# Elbise vs giysi



## Siavash2015

Hi everyone.
What's the difference between these?
*Elbise, giysi?
*
Do both mean "clothes"? Are they interchangeable?


----------



## Rallino

Elbise usually means a woman's dress. Giysi is clothes in general.


----------



## CHovek

Elbise:dress,
Giysi:clothes
Giyim:clothing

Note that "dress" and "elbise" have 2 meanings as a noun.They mean only women's clothes or both women's clothes and men's clothes without referring to any gender.


----------



## Siavash2015

CHovek said:


> Elbise:dress,
> Giysi:clothes
> Giyim:clothing
> 
> Note that "dress" and "elbise" have 2 meanings as a noun.They mean only women's clothes or both women's clothes and men's clothes without referring to any gender.

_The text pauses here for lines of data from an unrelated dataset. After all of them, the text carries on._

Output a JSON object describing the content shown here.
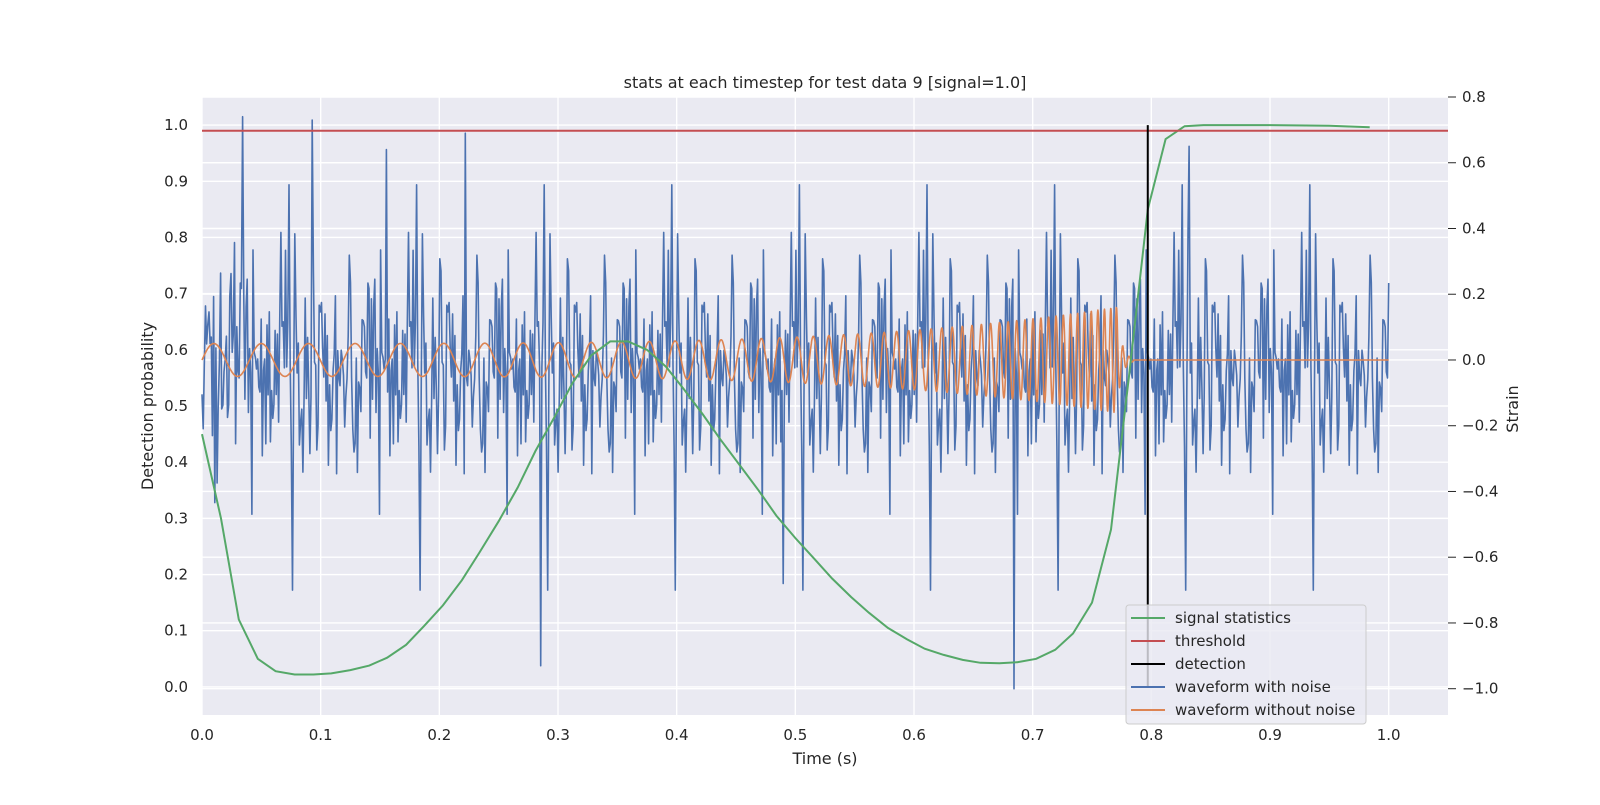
{
  "chart_data": {
    "type": "line",
    "title": "stats at each timestep for test data 9 [signal=1.0]",
    "xlabel": "Time (s)",
    "ylabel": "Detection probability",
    "y2label": "Strain",
    "xlim": [
      0.0,
      1.05
    ],
    "ylim": [
      -0.05,
      1.05
    ],
    "y2lim": [
      -1.08,
      0.8
    ],
    "grid": true,
    "legend_position": "lower right",
    "x_ticks": [
      0.0,
      0.1,
      0.2,
      0.3,
      0.4,
      0.5,
      0.6,
      0.7,
      0.8,
      0.9,
      1.0
    ],
    "x_tick_labels": [
      "0.0",
      "0.1",
      "0.2",
      "0.3",
      "0.4",
      "0.5",
      "0.6",
      "0.7",
      "0.8",
      "0.9",
      "1.0"
    ],
    "y_ticks": [
      0.0,
      0.1,
      0.2,
      0.3,
      0.4,
      0.5,
      0.6,
      0.7,
      0.8,
      0.9,
      1.0
    ],
    "y_tick_labels": [
      "0.0",
      "0.1",
      "0.2",
      "0.3",
      "0.4",
      "0.5",
      "0.6",
      "0.7",
      "0.8",
      "0.9",
      "1.0"
    ],
    "y2_ticks": [
      0.8,
      0.6,
      0.4,
      0.2,
      0.0,
      -0.2,
      -0.4,
      -0.6,
      -0.8,
      -1.0
    ],
    "y2_tick_labels": [
      "0.8",
      "0.6",
      "0.4",
      "0.2",
      "0.0",
      "−0.2",
      "−0.4",
      "−0.6",
      "−0.8",
      "−1.0"
    ],
    "series": [
      {
        "name": "signal statistics",
        "axis": "left",
        "color": "#55a868",
        "x": [
          0.0,
          0.016,
          0.031,
          0.047,
          0.062,
          0.078,
          0.094,
          0.109,
          0.125,
          0.141,
          0.156,
          0.172,
          0.187,
          0.203,
          0.219,
          0.234,
          0.25,
          0.266,
          0.281,
          0.297,
          0.312,
          0.328,
          0.344,
          0.359,
          0.375,
          0.391,
          0.406,
          0.422,
          0.437,
          0.453,
          0.469,
          0.484,
          0.5,
          0.516,
          0.531,
          0.547,
          0.562,
          0.578,
          0.594,
          0.609,
          0.625,
          0.641,
          0.656,
          0.672,
          0.687,
          0.703,
          0.719,
          0.734,
          0.75,
          0.766,
          0.781,
          0.797,
          0.812,
          0.828,
          0.844,
          0.9,
          0.95,
          0.984
        ],
        "y": [
          0.45,
          0.3,
          0.12,
          0.05,
          0.028,
          0.022,
          0.022,
          0.024,
          0.03,
          0.038,
          0.052,
          0.075,
          0.108,
          0.145,
          0.19,
          0.24,
          0.295,
          0.355,
          0.42,
          0.48,
          0.54,
          0.59,
          0.615,
          0.615,
          0.6,
          0.57,
          0.53,
          0.485,
          0.44,
          0.395,
          0.35,
          0.305,
          0.265,
          0.228,
          0.193,
          0.16,
          0.132,
          0.105,
          0.085,
          0.068,
          0.057,
          0.048,
          0.043,
          0.042,
          0.044,
          0.05,
          0.066,
          0.095,
          0.15,
          0.28,
          0.55,
          0.85,
          0.975,
          0.998,
          1.0,
          1.0,
          0.999,
          0.996
        ]
      },
      {
        "name": "threshold",
        "axis": "left",
        "color": "#c44e52",
        "x": [
          0.0,
          1.05
        ],
        "y": [
          0.99,
          0.99
        ]
      },
      {
        "name": "detection",
        "axis": "left",
        "color": "#000000",
        "x": [
          0.797,
          0.797
        ],
        "y": [
          0.0,
          1.0
        ]
      },
      {
        "name": "waveform with noise",
        "axis": "right",
        "color": "#4c72b0",
        "sample_count": 1024,
        "x_range": [
          0.0,
          1.0
        ],
        "noise_std": 0.2,
        "peaks": [
          [
            0.034,
            0.74
          ],
          [
            0.093,
            0.73
          ],
          [
            0.285,
            -0.93
          ],
          [
            0.684,
            -1.0
          ],
          [
            0.155,
            0.64
          ],
          [
            0.222,
            0.69
          ],
          [
            0.49,
            -0.68
          ],
          [
            0.832,
            0.65
          ]
        ]
      },
      {
        "name": "waveform without noise",
        "axis": "right",
        "color": "#dd8452",
        "amplitude_start": 0.05,
        "amplitude_peak": 0.16,
        "frequency_start_hz": 25,
        "frequency_end_hz": 190,
        "merger_time": 0.77,
        "ringdown_end": 0.785,
        "x_end": 1.0
      }
    ]
  }
}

So, elbise can mean both women and men clothes?

How about giysi? Clothes in general?


----------



## CHovek

Yeah, you got it right."Giysi" is a general word.But "elbise" might be understood as women's long dresses as well.


----------



## Siavash2015

CHovek said:


> Yeah, you got it right."Giysi" is a general word.But "elbise" might be understood as women's long dresses as well.


Anladım. Çok teşekkürler.


----------



## sinimmar

Elbise is also used in men's suit as "takım elbise". But it is not used in other situations for men.


----------